Do Shelters Reduce the Need for Foster Care?
By Kendra Hurley
It's well known that unstable housing and child welfare involvement—which includes foster care placements as well as services to prevent such placements—go hand and hand. But some argue that family shelters may actually work to reduce foster care placements among homeless families.
In the City’s family homeless shelters, about 25 percent of families have open child welfare cases, with a little over half of those families receiving services that monitor children’s safety while providing supports to their families,14 and the rest with children who have been removed to foster care.
Some of this connection between homelessness and child welfare involvement is fueled by parents behaving in ways that may be truly harmful to kids; research has established a clear link between poverty and abuse and neglect as well as harsher parenting styles.
Also significant, many parents who become homeless struggle with issues such as mental illness or substance abuse—issues that the stressors of homelessness and poverty no doubt exacerbate, and which have also been linked to abuse and neglect. As the adjacent chart from The Institute for Children, Poverty & Homelessness (ICPH) shows, among all New York City children in foster care, children who were taken from homeless families were nearly twice as likely to have parents who required support for issues such as mental illness compared to children who came from families where housing was not an issue.

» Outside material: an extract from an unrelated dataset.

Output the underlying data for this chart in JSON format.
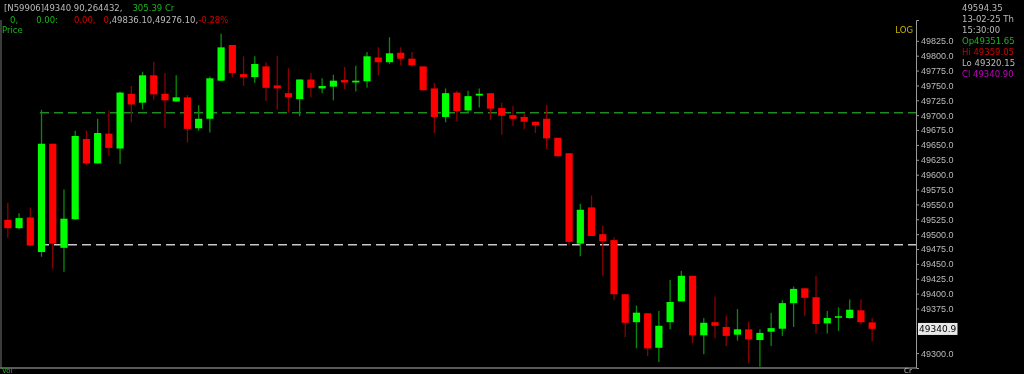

At the same time, homeless parents are more likely than housed parents to come in contact with mandated reporters for suspected abuse and neglect, and research suggests may be judged more harshly. “Our clients in general live their lives so much in public and under so much surveillance, and living in shelter becomes just one more access point for their behavior to be noted and reported,” says Emma Alpert, a parent attorney at Brooklyn Defender Services.
But George Nashak, executive vice president of HELP USA, one of the City’s largest homeless service providers, cautions that frequent contact with mandated reporters may be a good thing for many families. When a family is in shelter, he says, child protective workers know the children are being monitored, something that “gives [child welfare services] a little bit of confidence that they can remain together,” says Nashak. “I think paradoxically being in shelter helps families stay together.”
Previously unpublished data analyzed by ICPH found that while nationwide, 10 percent of children in foster care were placed there in part due to housing issues such as homelessness, in New York City—where homeless families have a right to shelter—just 5 percent of children in foster care were placed there due to housing issues including homelessness.This suggests that for some homeless families, living in a shelter may, indeed, help to stave off foster care removals.